The HarrowSmith cookbooks were foundational cookbooks in my life.
I have cooked using recipes from them for forty years and I continue to be inspired by many of the recipes, as they were written by home cooks inspired by food from the earth.
When I plant my garden beds I imagine the meals I will create, and in each bed, vegetables, herbs and flowers grow amongst each other.
Basil abides with tomatoes, dill with the carrots, dahlias dance with peppers and French marigolds hug the brussell sprouts.
This year, as the world succumbed to the Covid-19 pandemic, I decided to honour connection – even when we were all being asked to isolate and disconnect.
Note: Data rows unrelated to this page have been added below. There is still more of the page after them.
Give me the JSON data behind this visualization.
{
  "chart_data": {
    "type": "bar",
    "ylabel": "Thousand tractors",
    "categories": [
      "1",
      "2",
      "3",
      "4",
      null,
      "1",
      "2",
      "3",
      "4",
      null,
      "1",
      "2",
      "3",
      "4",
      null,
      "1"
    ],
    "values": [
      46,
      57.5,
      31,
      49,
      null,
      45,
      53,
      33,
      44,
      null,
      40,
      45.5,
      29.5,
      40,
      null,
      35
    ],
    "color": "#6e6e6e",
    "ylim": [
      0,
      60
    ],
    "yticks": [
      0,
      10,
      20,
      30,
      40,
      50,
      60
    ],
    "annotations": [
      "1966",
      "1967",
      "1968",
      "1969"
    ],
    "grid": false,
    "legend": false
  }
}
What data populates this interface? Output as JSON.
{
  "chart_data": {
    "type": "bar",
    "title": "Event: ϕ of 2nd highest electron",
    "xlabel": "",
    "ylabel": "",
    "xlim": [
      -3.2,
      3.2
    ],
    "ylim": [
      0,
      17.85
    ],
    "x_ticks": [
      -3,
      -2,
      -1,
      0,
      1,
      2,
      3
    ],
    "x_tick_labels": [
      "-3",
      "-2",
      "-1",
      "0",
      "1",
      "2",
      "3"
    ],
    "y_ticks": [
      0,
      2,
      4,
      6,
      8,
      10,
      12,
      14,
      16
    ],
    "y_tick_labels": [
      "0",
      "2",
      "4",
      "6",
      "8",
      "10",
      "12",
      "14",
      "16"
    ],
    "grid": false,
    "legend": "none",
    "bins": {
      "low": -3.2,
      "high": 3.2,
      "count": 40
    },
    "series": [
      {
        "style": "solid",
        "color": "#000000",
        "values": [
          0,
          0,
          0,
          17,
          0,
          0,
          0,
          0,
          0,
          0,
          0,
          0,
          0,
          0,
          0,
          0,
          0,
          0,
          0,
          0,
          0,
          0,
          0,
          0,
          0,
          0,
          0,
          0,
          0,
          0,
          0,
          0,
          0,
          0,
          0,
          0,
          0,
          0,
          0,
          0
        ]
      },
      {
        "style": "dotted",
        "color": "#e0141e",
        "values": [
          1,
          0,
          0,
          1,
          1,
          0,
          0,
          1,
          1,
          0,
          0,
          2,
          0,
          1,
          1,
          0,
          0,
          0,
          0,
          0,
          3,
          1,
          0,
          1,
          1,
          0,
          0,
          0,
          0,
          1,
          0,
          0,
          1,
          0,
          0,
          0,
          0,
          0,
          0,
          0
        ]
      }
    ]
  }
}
I collected 14 varieties of squash seeds and started them in the greenhouse.
There was pumpkins from North America, Mexico, France & South Africa, and squash from Japan, China and North America.
They were transplanted late into a relatively cold spring and were asked to grow.
The squashes were slow, until the heat of late July arrived.
Eventually the pumpkins of the world grew, intermingling while following their genetic coding.
Their habitat was 450 square feet of the earth and on October 18th, I harvested and cleaned them – marvelling at the diversity.
I had grown my own HarrowSmith Cookbook cover!
Planting seeds with intention and imaging the meals and gatherings that will occur around all of the food is a big part of the joy of gardening for me.
I imagine the taste of a Jimmy Nardello pepper mixed with yellow jalapeños in a pepper jam carefully spread on a piece of gorgonzola cheese.
It is always my plan to capture the summer essence of the vegetables and fruit I grow in the jam and preserves I make.
To keep the energy of the summer available to nourish myself & my family when the short days and long cloudy nights of winter are upon us.
Raspberry, Blueberry, Currant, Peach.
Pear, Pumpkin, Tomato & Pepper filled jars take refuge in my cold room, ready for the next meal.
Fresh Potatoes, Pears, Onions, and Garlic are also stored for later enjoyment.
Like the painters palette, the summer has given me all the things that I will need to create from the cookbooks of my library.
With gratitude I honour the earth, the squashes and creative connection.
May our human experience be just as rich and alive.